На другой день Передонов и Володин решили идти свататься. Оба облеклись в большой наряд, и имели торжественный и более обыкновенного глупый вид. У Передонова был белый шейный платок, у Володина пестрый — красный с синими полосками. Передонов рассуждал так:

— Я сватать иду, моя роль солидная, и случай выдающийся, мне надо в белом галстуке быть; а ты жених, тебе надо пламенные чувства показать.

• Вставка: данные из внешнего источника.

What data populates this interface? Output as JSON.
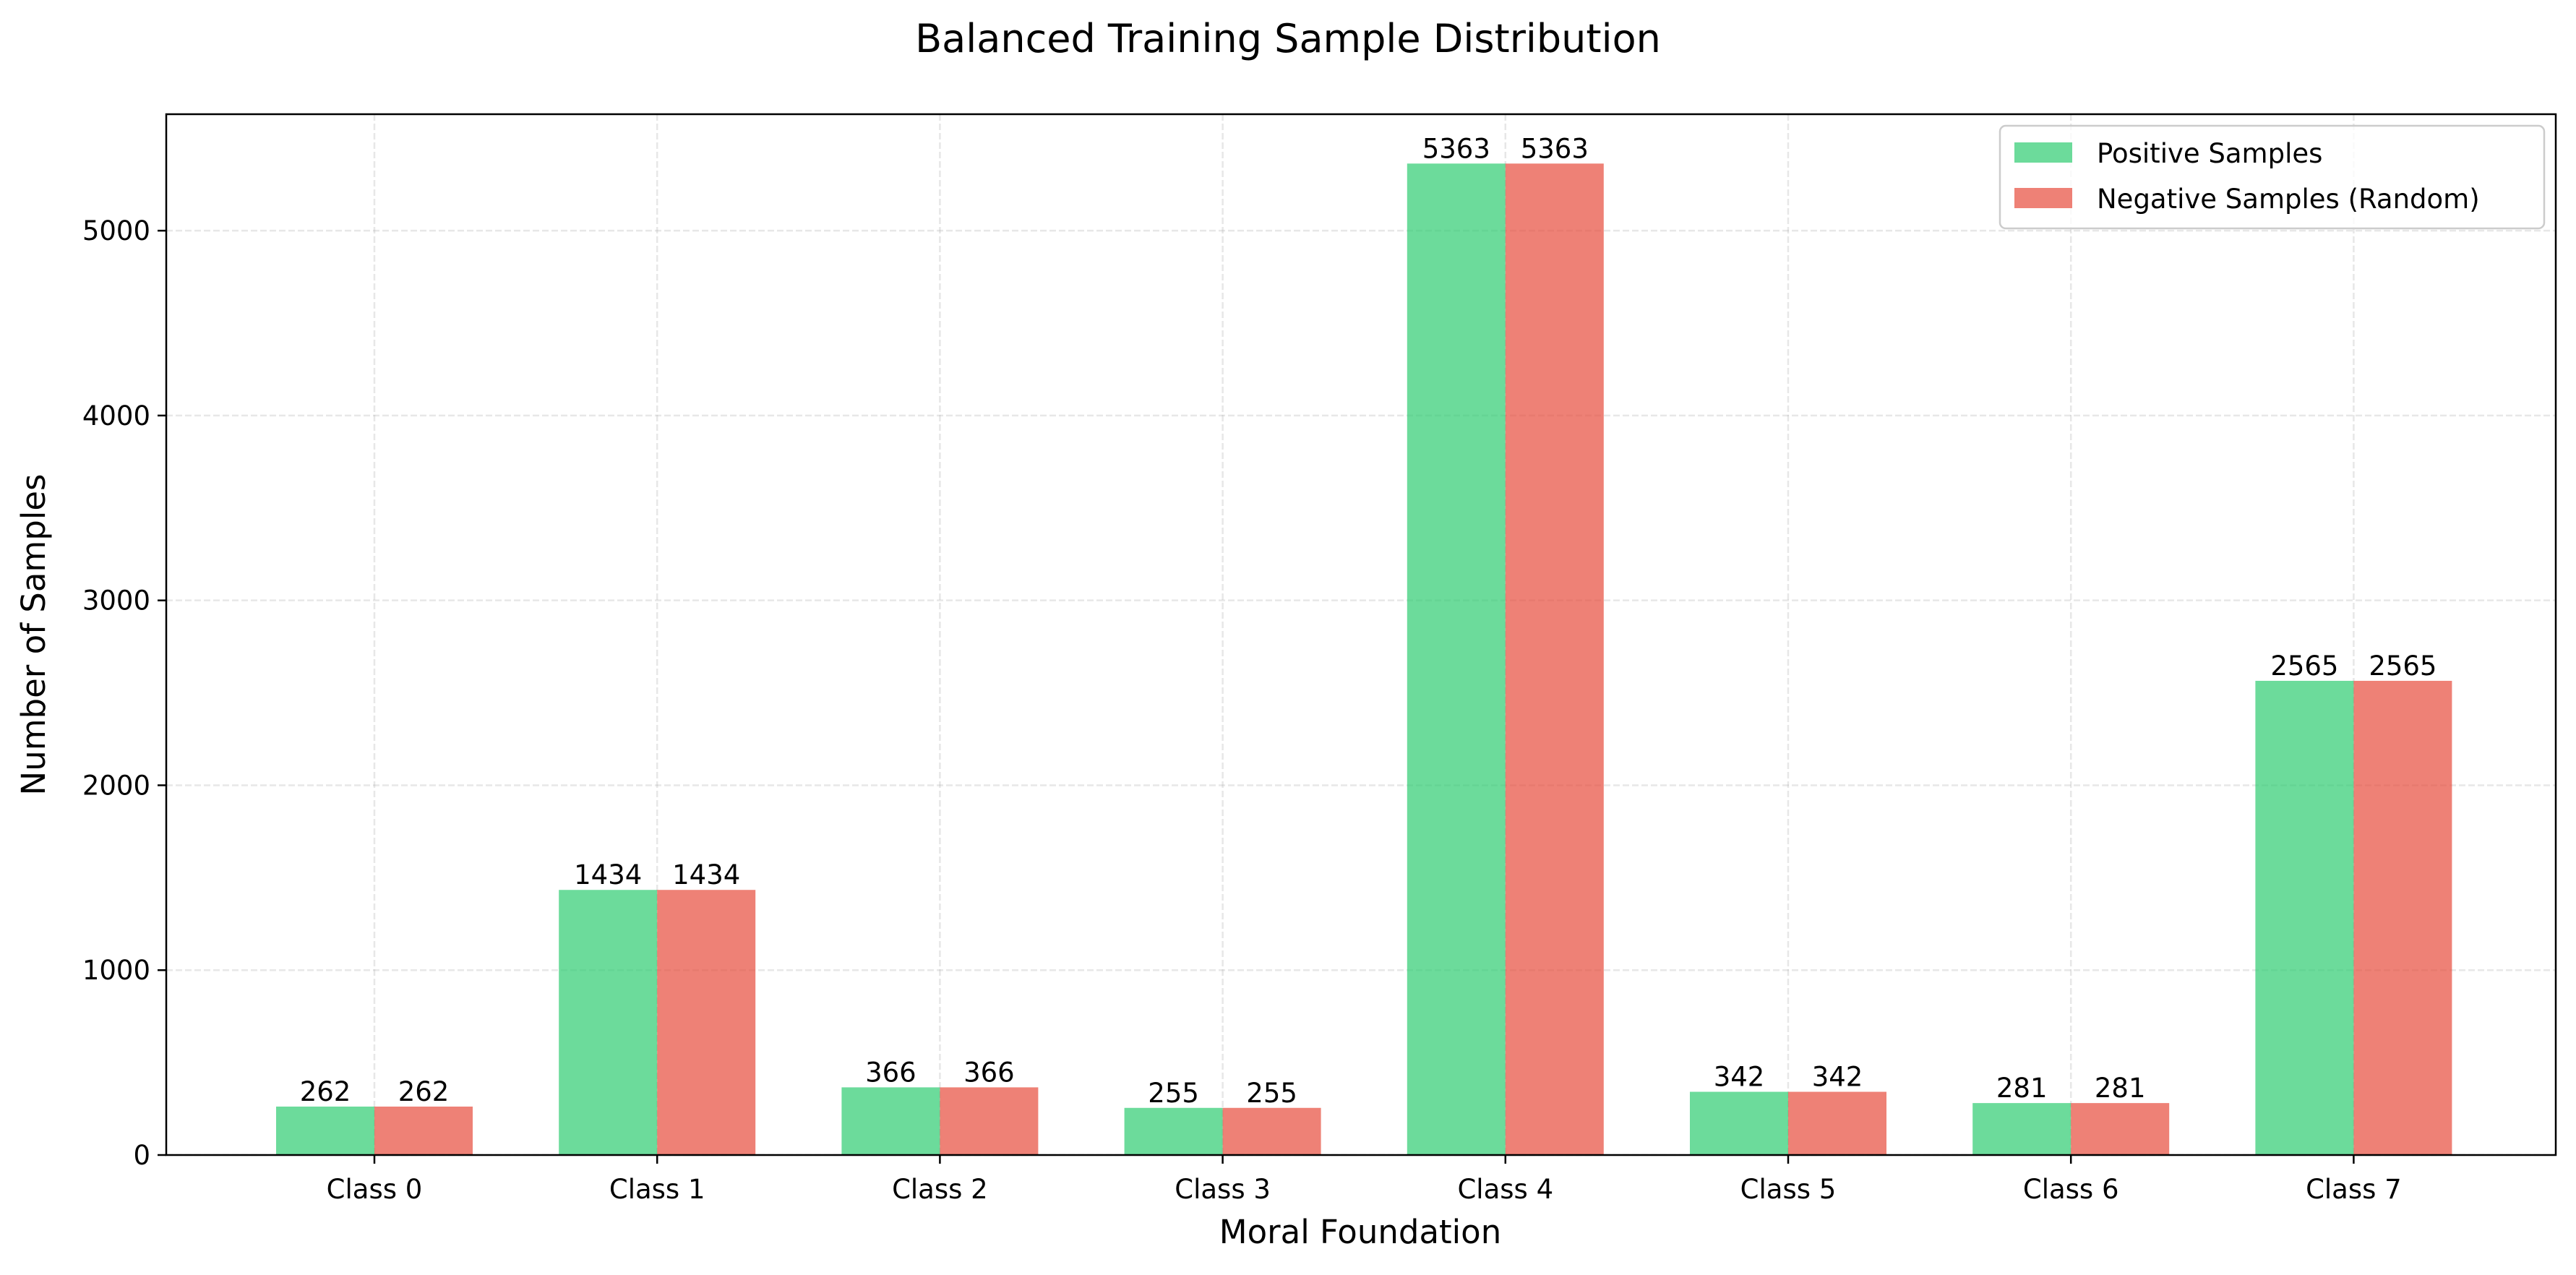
{
  "chart_data": {
    "type": "bar",
    "title": "Balanced Training Sample Distribution",
    "xlabel": "Moral Foundation",
    "ylabel": "Number of Samples",
    "categories": [
      "Class 0",
      "Class 1",
      "Class 2",
      "Class 3",
      "Class 4",
      "Class 5",
      "Class 6",
      "Class 7"
    ],
    "series": [
      {
        "name": "Positive Samples",
        "color": "#2ecc71",
        "values": [
          262,
          1434,
          366,
          255,
          5363,
          342,
          281,
          2565
        ]
      },
      {
        "name": "Negative Samples (Random)",
        "color": "#e74c3c",
        "values": [
          262,
          1434,
          366,
          255,
          5363,
          342,
          281,
          2565
        ]
      }
    ],
    "ylim": [
      0,
      5630
    ],
    "yticks": [
      0,
      1000,
      2000,
      3000,
      4000,
      5000
    ],
    "grid": true,
    "legend_position": "top-right",
    "data_labels": true
  }
}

Напряженно торжественные, поместились Передонов и Володин в гостиной у Адаменко: Передонов на диване, Володин в кресле. Надежда Васильевна с удивлением смотрела на гостей. Гости беседовали о погоде и о новостях с видом людей, пришедших по щекотливому делу и не знающих, как приступить к нему. Наконец Передонов откашлялся, нахмурился, и сказал:

— Надежда Васильевна, мы по делу.

— По делу, — сказал и Володин, сделал значительное лицо, и выпятил губы.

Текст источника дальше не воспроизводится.